Sempre leio Hélio Schwartsman, concordando e discordando,
porque aprecio a qualidade de seu texto e divirto-me com sua férrea lógica
consequencialista. Águias também fazem voos rasantes, mas dessa vez ele passou
do ponto: “Por que quero que Bolsonaro morra” (Folha, 8 de agosto) é uma
traição a meus princípios e, mais importante, uma dupla traição à filosofia do
próprio Schwartsman.
O argumento de que a morte de Bolsonaro por Covid-19
salvaria vidas é uma aplicação restritiva, quase infantil, do consequencialismo.
Há mais entre o céu e a terra do que a pandemia. O exame especulativo sobre as
implicações de hipotético falecimento presidencial não pode se cingir à ótica
exclusivista da epidemiologia.
Bolsonaro enfrenta a encruzilhada decisiva de seu (des)governo.
Na base social remanescente da extrema direita, que não é insignificante, sua
morte súbita teria o condão de salvá-lo da desmoralização, elevando-o a um
pedestal inexpugnável. O falso mito se tornaria, então, Mito.
A consequência mais ampla de sua morte biológica seria sua
vida política eterna. Em torno da tumba de um Messias de cartolina, se
reuniriam novas gerações de extremistas dispostos a assombrar a democracia
brasileira.
Eu, que não sou consequencialista, não desejo a morte
biológica de ninguém. Schwartsman, o consequencialista, tem o dever lógico de
torcer pela completa recuperação clínica do presidente, para que a crise em
curso produza sua morte política. No horizonte do longo prazo, é isso que
pouparia mais sofrimentos e mais vidas.
A segunda traição reveste-se de maior gravidade. O
consequencialismo consequente precisa ser aplicado aos atos do próprio
consequencialista. À luz dessa lógica, Schwartsman não deveria ter dado
publicidade ao seu desejo íntimo. O erro, nesse caso, estende-se à Folha, que
tem o dever de proteger as fronteiras do discurso publicável.

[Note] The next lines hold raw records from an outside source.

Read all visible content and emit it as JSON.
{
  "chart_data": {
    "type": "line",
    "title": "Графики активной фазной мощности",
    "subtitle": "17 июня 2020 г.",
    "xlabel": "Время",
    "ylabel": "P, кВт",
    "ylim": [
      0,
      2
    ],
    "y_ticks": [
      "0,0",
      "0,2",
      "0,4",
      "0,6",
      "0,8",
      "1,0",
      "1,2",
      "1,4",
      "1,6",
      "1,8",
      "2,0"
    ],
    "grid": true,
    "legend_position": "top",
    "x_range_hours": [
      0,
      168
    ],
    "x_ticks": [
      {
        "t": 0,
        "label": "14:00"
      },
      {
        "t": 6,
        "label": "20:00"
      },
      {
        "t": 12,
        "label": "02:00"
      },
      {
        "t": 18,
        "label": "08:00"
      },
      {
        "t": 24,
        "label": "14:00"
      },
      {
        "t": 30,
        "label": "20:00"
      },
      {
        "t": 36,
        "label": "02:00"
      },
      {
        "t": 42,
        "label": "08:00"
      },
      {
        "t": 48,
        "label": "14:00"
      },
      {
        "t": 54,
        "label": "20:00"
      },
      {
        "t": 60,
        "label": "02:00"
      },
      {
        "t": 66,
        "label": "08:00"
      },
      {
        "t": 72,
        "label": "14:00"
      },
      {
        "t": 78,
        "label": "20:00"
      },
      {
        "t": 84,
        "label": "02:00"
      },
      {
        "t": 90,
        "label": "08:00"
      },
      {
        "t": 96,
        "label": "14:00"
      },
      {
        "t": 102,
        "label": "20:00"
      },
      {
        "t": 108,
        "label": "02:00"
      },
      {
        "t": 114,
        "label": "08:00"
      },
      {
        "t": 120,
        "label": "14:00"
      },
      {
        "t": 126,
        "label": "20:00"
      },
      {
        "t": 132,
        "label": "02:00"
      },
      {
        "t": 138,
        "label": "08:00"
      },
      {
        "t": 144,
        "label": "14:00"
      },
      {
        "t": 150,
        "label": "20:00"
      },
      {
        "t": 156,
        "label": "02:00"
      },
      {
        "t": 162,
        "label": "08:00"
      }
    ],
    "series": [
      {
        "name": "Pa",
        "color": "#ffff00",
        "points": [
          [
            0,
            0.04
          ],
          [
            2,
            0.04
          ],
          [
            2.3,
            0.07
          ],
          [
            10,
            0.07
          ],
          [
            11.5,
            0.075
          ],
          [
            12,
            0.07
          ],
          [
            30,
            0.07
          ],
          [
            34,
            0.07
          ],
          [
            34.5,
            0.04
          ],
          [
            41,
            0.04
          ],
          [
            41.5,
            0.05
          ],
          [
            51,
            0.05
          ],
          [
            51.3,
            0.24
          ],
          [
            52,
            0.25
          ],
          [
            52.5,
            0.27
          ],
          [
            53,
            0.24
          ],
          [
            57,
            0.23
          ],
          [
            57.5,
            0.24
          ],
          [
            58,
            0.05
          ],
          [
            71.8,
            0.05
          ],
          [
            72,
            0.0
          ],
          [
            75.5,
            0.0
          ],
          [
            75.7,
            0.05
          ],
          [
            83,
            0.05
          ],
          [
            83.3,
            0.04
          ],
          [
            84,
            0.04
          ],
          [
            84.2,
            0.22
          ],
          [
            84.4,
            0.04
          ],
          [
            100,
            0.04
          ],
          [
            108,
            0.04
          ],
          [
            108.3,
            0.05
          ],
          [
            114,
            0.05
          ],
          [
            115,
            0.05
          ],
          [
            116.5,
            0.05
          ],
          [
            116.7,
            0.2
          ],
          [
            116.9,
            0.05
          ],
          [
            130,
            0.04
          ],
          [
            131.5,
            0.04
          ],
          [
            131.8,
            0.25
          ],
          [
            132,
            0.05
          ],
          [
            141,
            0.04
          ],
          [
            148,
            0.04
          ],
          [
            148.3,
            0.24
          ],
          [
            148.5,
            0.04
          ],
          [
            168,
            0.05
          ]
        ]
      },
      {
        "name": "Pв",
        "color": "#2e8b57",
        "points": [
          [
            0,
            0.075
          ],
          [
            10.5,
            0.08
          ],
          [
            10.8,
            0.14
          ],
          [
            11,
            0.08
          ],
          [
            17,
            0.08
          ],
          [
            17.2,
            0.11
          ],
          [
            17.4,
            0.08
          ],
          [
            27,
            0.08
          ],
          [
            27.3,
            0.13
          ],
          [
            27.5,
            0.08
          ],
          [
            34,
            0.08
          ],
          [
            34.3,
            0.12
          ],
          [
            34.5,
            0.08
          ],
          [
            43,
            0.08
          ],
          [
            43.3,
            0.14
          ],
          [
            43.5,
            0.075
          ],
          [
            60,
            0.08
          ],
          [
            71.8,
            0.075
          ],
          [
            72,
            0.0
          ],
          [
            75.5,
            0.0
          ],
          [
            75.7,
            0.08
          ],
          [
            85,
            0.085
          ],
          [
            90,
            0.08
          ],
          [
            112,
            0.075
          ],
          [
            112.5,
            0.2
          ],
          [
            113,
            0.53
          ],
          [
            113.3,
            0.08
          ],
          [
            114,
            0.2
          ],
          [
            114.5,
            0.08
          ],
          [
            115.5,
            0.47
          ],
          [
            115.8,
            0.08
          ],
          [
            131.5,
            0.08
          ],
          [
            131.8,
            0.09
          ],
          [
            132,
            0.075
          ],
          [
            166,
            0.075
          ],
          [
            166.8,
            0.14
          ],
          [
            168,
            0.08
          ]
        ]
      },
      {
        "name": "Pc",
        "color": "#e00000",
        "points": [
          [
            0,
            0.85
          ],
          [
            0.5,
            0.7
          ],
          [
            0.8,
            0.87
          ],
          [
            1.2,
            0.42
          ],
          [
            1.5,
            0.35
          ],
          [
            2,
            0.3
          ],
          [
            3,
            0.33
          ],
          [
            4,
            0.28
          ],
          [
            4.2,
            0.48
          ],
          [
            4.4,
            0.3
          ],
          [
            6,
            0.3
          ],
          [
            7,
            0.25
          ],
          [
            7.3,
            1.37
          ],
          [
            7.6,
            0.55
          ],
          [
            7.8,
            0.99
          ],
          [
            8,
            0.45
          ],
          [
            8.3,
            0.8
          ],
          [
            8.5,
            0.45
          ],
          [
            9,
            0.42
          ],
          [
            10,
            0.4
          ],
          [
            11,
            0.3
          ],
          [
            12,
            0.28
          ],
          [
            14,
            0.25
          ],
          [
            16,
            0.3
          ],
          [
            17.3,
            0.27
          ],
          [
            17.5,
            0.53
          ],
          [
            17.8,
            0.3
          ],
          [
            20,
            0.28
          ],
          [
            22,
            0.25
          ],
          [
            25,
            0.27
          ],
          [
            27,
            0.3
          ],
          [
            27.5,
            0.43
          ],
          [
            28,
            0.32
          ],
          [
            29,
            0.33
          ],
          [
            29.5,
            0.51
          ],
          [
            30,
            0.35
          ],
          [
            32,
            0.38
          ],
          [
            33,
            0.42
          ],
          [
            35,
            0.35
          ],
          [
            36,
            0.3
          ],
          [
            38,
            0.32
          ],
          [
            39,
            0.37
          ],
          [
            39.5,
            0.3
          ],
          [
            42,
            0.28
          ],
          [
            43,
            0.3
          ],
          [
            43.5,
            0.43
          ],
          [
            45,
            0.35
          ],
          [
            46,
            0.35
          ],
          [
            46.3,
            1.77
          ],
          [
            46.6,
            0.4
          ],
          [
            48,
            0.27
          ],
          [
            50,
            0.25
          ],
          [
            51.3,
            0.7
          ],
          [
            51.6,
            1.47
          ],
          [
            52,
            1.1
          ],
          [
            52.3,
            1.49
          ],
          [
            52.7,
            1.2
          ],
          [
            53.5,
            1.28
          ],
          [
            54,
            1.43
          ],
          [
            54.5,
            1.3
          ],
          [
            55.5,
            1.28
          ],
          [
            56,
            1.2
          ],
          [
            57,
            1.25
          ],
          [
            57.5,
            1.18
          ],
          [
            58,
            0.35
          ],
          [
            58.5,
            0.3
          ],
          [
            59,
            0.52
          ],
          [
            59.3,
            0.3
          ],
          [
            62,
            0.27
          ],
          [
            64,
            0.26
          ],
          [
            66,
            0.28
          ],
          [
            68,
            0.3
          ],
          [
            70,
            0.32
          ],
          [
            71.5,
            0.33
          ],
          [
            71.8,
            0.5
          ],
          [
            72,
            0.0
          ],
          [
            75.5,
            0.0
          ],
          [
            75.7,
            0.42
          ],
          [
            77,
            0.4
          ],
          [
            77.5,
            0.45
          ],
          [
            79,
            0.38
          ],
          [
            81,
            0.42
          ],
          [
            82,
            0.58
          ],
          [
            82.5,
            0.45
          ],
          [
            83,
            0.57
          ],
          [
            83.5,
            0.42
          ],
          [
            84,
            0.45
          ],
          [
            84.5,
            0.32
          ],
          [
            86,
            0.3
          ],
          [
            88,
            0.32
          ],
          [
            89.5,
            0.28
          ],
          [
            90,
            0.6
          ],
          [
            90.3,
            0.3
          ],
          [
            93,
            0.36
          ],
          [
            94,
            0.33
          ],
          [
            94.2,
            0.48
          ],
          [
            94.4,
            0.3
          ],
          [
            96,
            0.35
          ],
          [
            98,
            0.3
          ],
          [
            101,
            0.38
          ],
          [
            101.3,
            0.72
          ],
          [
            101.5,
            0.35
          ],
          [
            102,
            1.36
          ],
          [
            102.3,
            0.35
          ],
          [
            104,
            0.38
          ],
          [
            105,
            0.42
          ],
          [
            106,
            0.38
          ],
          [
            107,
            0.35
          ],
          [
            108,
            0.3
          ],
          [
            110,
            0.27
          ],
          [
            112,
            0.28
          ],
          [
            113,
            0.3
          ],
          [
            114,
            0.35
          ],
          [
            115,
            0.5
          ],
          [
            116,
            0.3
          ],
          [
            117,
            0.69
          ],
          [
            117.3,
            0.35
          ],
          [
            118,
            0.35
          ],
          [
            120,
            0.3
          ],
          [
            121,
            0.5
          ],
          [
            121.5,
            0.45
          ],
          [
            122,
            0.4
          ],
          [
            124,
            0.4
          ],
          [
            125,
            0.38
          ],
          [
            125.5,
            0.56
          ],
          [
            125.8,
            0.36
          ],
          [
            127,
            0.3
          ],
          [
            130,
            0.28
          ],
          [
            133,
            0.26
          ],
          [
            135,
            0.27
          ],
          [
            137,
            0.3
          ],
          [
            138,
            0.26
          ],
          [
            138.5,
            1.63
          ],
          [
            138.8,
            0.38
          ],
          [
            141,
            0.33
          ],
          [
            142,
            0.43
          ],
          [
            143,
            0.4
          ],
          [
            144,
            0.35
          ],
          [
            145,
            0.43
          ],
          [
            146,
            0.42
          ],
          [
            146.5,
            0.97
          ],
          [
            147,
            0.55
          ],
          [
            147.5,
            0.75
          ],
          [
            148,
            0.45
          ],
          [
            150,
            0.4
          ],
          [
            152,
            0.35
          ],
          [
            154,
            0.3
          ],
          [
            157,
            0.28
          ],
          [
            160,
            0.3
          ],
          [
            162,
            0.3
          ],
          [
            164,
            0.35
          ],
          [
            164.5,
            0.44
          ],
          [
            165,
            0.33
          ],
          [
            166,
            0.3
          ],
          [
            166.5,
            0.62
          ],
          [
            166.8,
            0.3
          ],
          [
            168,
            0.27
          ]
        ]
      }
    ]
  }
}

Bolsonaro já torceu publicamente pela morte de FHC (por
fuzilamento) e de Dilma Rousseff (por infarto ou câncer). Quando um articulista
de peso do maior jornal do país utiliza-se de linguagem paralela, está
legitimando o discurso da barbárie. A coluna faz o debate público retroceder
mais um degrau, rumo ao poço fétido habitado pelo olavo-bolsonarismo. Mas as
consequências não se limitam a isso.
Teoricamente, sob a inspiração do Código de Hamurabi,
Bolsonaro poderia invocar a lei de talião para declarar que torce pela morte de
Schwartsman. Ao contrário dos leitores de Schwartsman, os seguidores fieis de
Bolsonaro organizam-se como seita política, circulam armados por aí e pregam a
cisão violenta com a ordem legal.
A previsível interpretação do desejo presidencial por alguns
deles como uma fatwa, mais ou menos nos moldes da proclamada pelo aiatolá
Khomeini contra o escritor Salman Rushdie, mudaria radicalmente o patamar das
ameaças oficiais à liberdade de imprensa.
Em “A morte e a Morte de Quincas Berro D’Água”, sua obra
mais sofisticada, Jorge Amado reflete sobre a hipocrisia. O venerável Joaquim
Soares da Cunha, discreto funcionário público, morrera socialmente aos olhos de
seus familiares ao converter-se no cachaceiro boêmio Quincas Berro D’Água. A
morte biológica do protagonista propicia à família a vivência pública de um
luto simulado, que oculta o profundo alívio causado pelo desaparecimento da
fonte de desonra. Suspeito que, atrás da torcida pela morte de Bolsonaro,
esconda-se o desejo de borrar de nossas vistas as raízes da árvore do
extremismo de direita.
Quando torce para o vírus resolver o impasse político, o
racionalista Schwartsman exercita uma espécie peculiar de pensamento mágico.
Bolsonaro é, apenas, o pico emerso de uma montanha de dejetos históricos. O
Brasil deve carregar o fardo da desonra, para aprender a mirar sua imagem no
espelho —e matar politicamente a fonte do mal.
*Demétrio Magnoli, sociólogo, autor de “Uma Gota de Sangue: História do Pensamento Racial”. É doutor em geografia humana pela USP.